Info@NationalCyberSecurity
Info@NationalCyberSecurity

Hand out some Halloween safety | #childsafety | #kids | #chldern | #parents | #schoolsafey


Few things get kids more excited than Halloween, and what’s not to love? Between the costumes and the candy, Halloween is a time for fun. But both kids and parents need to keep safety in mind.

C is for costumes

Choosing a costume? The American Academy of Pediatrics offers these tips for parents:

  • Look for costumes that are bright and reflective, and short enough to ensure your child won’t trip or become entangled.
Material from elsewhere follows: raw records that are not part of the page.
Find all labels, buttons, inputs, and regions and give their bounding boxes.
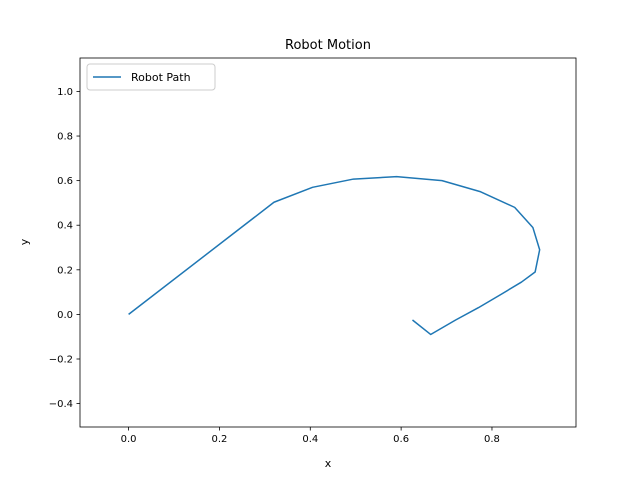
- legend-label-robot-path: Robot Path: [131, 71, 191, 84]
- y-tick-label: −0.4: [49, 399, 73, 410]
- y-tick-label: 0.2: [57, 265, 73, 276]
- x-axis: 0.0 0.2 0.4 0.6 0.8: [121, 427, 500, 445]
- x-tick-label: 0.6: [393, 434, 409, 445]
- x-tick-label: 0.2: [211, 434, 227, 445]
- series-layer: [128, 175, 541, 336]
- y-tick-label: −0.2: [49, 354, 73, 365]
- x-tick-label: 0.4: [302, 434, 318, 445]
- plot-background: [80, 58, 576, 427]
- y-tick-label: 1.0: [57, 87, 73, 98]
- plot-frame: [79, 57, 577, 428]
- plot-area: [79, 57, 577, 428]
- x-tick-label: 0.8: [484, 434, 500, 445]
- y-axis-label: y: [18, 238, 31, 245]
- y-tick-label: 0.4: [57, 221, 73, 232]
- y-axis: −0.4 −0.2 0.0 0.2 0.4 0.6 0.8 1.0: [49, 87, 80, 410]
- y-tick-label: 0.8: [57, 132, 73, 143]
- series-line-robot-path: [128, 175, 541, 336]
- y-tick-label: 0.6: [57, 176, 73, 187]
- legend-box: [86, 63, 216, 91]
- chart-title: Robot Motion: [285, 38, 371, 53]
- y-tick-label: 0.0: [57, 310, 73, 321]
- x-axis-label: x: [325, 457, 332, 470]
- legend: Robot Path: [86, 63, 216, 91]
- x-tick-label: 0.0: [121, 434, 137, 445]
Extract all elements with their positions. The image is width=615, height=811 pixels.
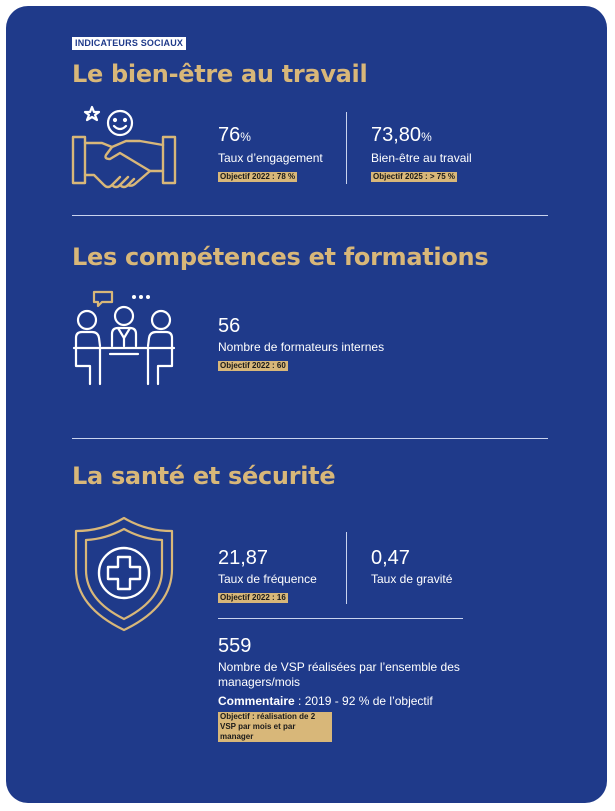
stat-severity: 0,47 Taux de gravité bbox=[371, 546, 452, 587]
objective-badge: Objectif 2025 : > 75 % bbox=[371, 172, 458, 182]
objective-badge: Objectif 2022 : 78 % bbox=[218, 172, 298, 182]
section-divider bbox=[72, 215, 548, 216]
comment: Commentaire : 2019 - 92 % de l’objectif bbox=[218, 694, 478, 708]
stat-frequency: 21,87 Taux de fréquence Objectif 2022 : … bbox=[218, 546, 317, 605]
stat-divider bbox=[218, 618, 463, 619]
stat-wellbeing: 73,80% Bien-être au travail Objectif 202… bbox=[371, 123, 472, 184]
comment-text: : 2019 - 92 % de l’objectif bbox=[294, 694, 433, 708]
section-tag: INDICATEURS SOCIAUX bbox=[72, 37, 187, 50]
stat-value: 21,87 bbox=[218, 547, 269, 569]
divider bbox=[346, 112, 347, 184]
stat-label: Nombre de VSP réalisées par l’ensemble d… bbox=[218, 660, 460, 689]
stat-vsp: 559 Nombre de VSP réalisées par l’ensemb… bbox=[218, 634, 478, 744]
stat-value: 76 bbox=[218, 124, 241, 146]
section-title-wellbeing: Le bien-être au travail bbox=[72, 60, 368, 88]
shield-cross-icon bbox=[74, 516, 174, 632]
stat-unit: % bbox=[421, 130, 432, 144]
objective-badge: Objectif : réalisation de 2 VSP par mois… bbox=[218, 712, 332, 742]
indicator-card bbox=[6, 6, 607, 803]
stat-label: Taux d’engagement bbox=[218, 151, 323, 165]
objective-badge: Objectif 2022 : 60 bbox=[218, 361, 288, 371]
stat-engagement: 76% Taux d’engagement Objectif 2022 : 78… bbox=[218, 123, 323, 184]
stat-label: Bien-être au travail bbox=[371, 151, 472, 165]
objective-badge: Objectif 2022 : 16 bbox=[218, 593, 288, 603]
stat-trainers: 56 Nombre de formateurs internes Objecti… bbox=[218, 314, 384, 373]
handshake-smile-icon bbox=[71, 105, 177, 189]
section-divider bbox=[72, 438, 548, 439]
comment-label: Commentaire bbox=[218, 694, 295, 708]
section-title-health: La santé et sécurité bbox=[72, 462, 336, 490]
stat-value: 559 bbox=[218, 635, 252, 657]
stat-unit: % bbox=[240, 130, 251, 144]
stat-label: Taux de fréquence bbox=[218, 572, 317, 586]
stat-label: Taux de gravité bbox=[371, 572, 453, 586]
stat-label: Nombre de formateurs internes bbox=[218, 340, 385, 354]
stat-value: 56 bbox=[218, 315, 241, 337]
stat-value: 73,80 bbox=[371, 124, 422, 146]
divider bbox=[346, 532, 347, 604]
stat-value: 0,47 bbox=[371, 547, 410, 569]
section-title-skills: Les compétences et formations bbox=[72, 243, 489, 271]
meeting-people-icon bbox=[72, 290, 176, 386]
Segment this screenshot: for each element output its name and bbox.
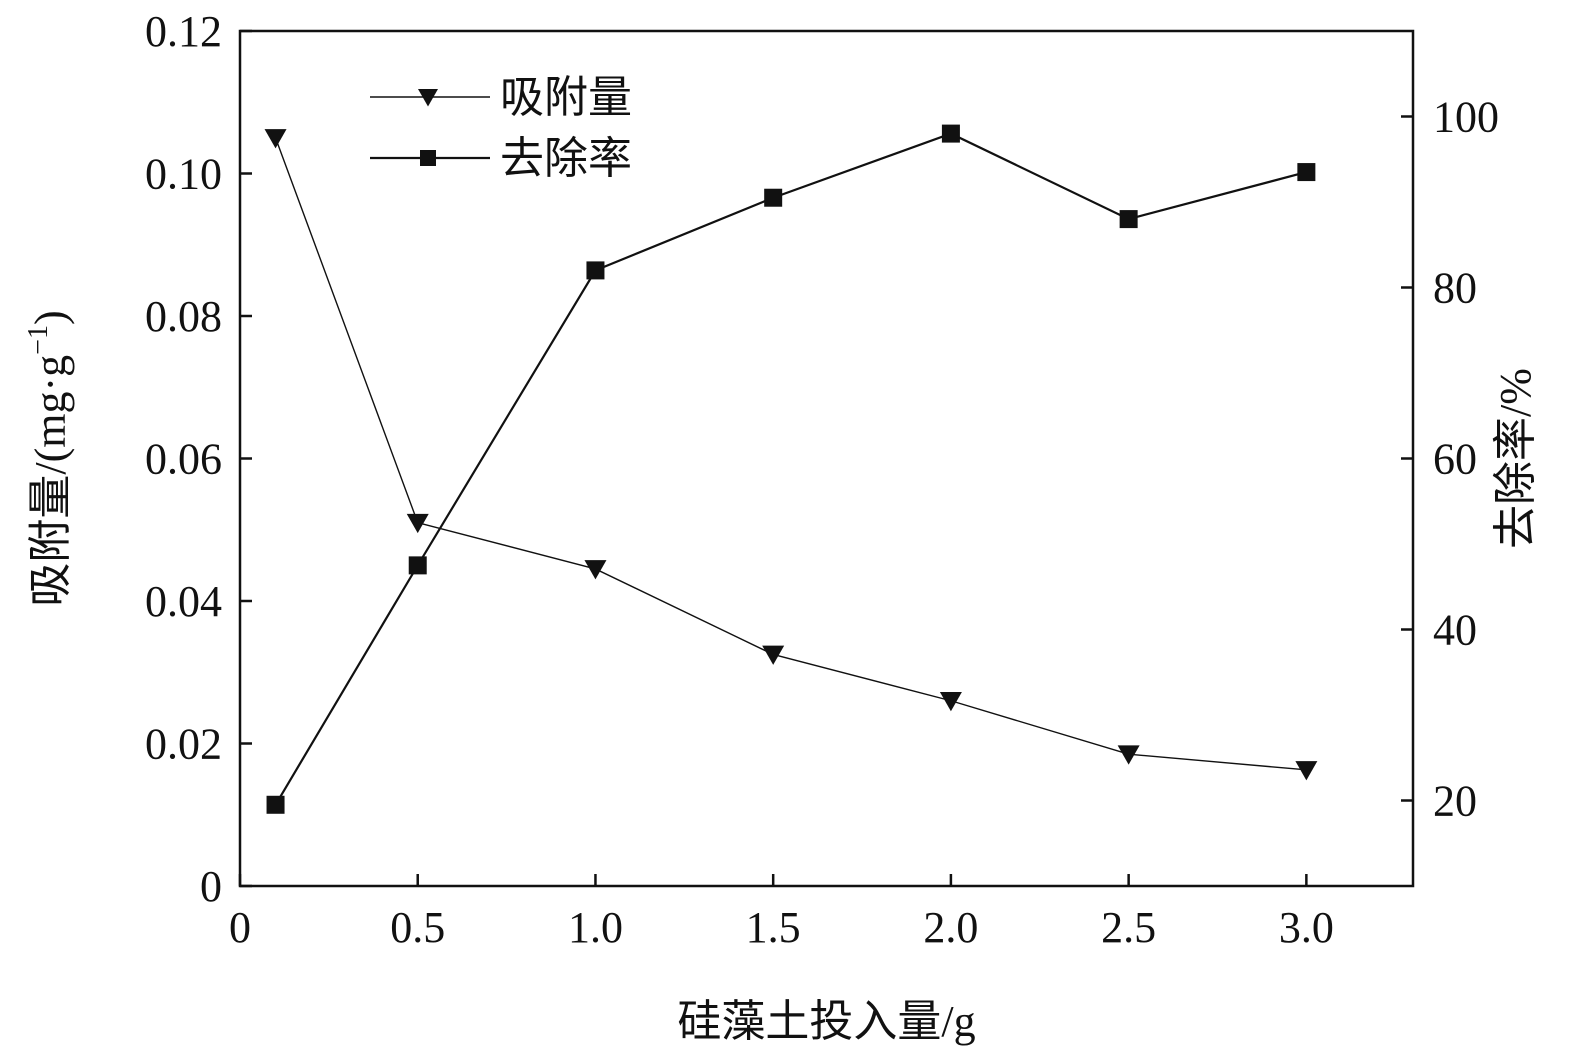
data-point [762, 645, 785, 665]
y-right-tick-label: 40 [1433, 606, 1477, 655]
y-left-tick-label: 0.06 [145, 435, 222, 484]
x-tick-label: 1.0 [568, 903, 623, 952]
data-point [941, 124, 960, 143]
x-axis-title: 硅藻土投入量/g [677, 997, 975, 1046]
axes: 0 0.5 1.0 1.5 2.0 2.5 3.0 0 0.02 0.04 0.06 0.08 0.10… [23, 7, 1540, 1046]
legend-marker [420, 150, 436, 166]
x-tick-label: 0.5 [390, 903, 445, 952]
data-point [584, 560, 607, 580]
y-right-tick-label: 60 [1433, 435, 1477, 484]
y-left-tick-label: 0 [200, 862, 222, 911]
data-point [406, 513, 429, 534]
data-point [764, 188, 783, 207]
data-point [586, 261, 605, 280]
series-layer [264, 124, 1318, 814]
y-left-tick-label: 0.12 [145, 7, 222, 56]
y-right-tick-label: 20 [1433, 777, 1477, 826]
data-point [1297, 163, 1316, 182]
series-line [274, 137, 1307, 771]
y-left-tick-label: 0.10 [145, 150, 222, 199]
y-left-axis-title: 吸附量/(mg·g−1) [23, 310, 75, 606]
data-point [1295, 761, 1318, 781]
x-tick-label: 0 [229, 903, 251, 952]
legend-label: 去除率 [500, 134, 632, 183]
x-tick-label: 2.5 [1101, 903, 1156, 952]
y-left-tick-label: 0.02 [145, 720, 222, 769]
y-right-tick-label: 80 [1433, 264, 1477, 313]
series-2 [266, 124, 1316, 814]
data-point [408, 556, 427, 575]
y-right-axis-title: 去除率/% [1491, 368, 1540, 549]
data-point [1119, 210, 1138, 229]
data-point [264, 129, 287, 149]
legend-entry: 吸附量 [370, 73, 632, 122]
series-1 [264, 129, 1318, 781]
y-left-tick-label: 0.08 [145, 292, 222, 341]
x-tick-label: 2.0 [923, 903, 978, 952]
x-tick-label: 3.0 [1279, 903, 1334, 952]
y-left-tick-label: 0.04 [145, 577, 222, 626]
legend-label: 吸附量 [500, 73, 632, 122]
data-point [266, 795, 285, 814]
data-point [1117, 745, 1140, 765]
x-tick-label: 1.5 [746, 903, 801, 952]
legend-entry: 去除率 [370, 134, 632, 183]
data-point [939, 691, 962, 712]
legend-marker [418, 89, 438, 107]
y-right-tick-label: 100 [1433, 93, 1499, 142]
plot-frame [238, 29, 1415, 888]
series-line [274, 132, 1307, 806]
If your child insists on a costume that isn’t reflective, add reflective tape to it or the trick-or-treat bag.
  • Masks can limit your child’s vision, so try some nontoxic makeup instead.
  • If the costume calls for a wig, make sure it’s flame resistant. Likewise, if a costume includes a sword or cane, check that it’s not too long or sharp.
  • Don’t use decorative contact lenses unless you have a prescription for them. Wearing non-prescription lenses can “cause pain, inflammation, and serious eye disorders and infections, which may lead to permanent vision loss,” the AAP warns.

T is for trick or treat

Ready to start knocking on doors, kids? Follow these tips from the AAP:

  • A parent or responsible adult should always accompany young children.
  • Bring flashlights to see and be seen.
  • If you’re old enough to trick or treat with just your friends, first sit down with your parents and plan a route for the group, as well as an agreed-upon time for you to be back home. Someone in the group should carry a cellphone.
  • Always use the sidewalk, and only cross the street as a group in crosswalks. Don’t cross the street between parked cars.
  • Drivers may have trouble seeing trick-or-treaters, so be extra careful.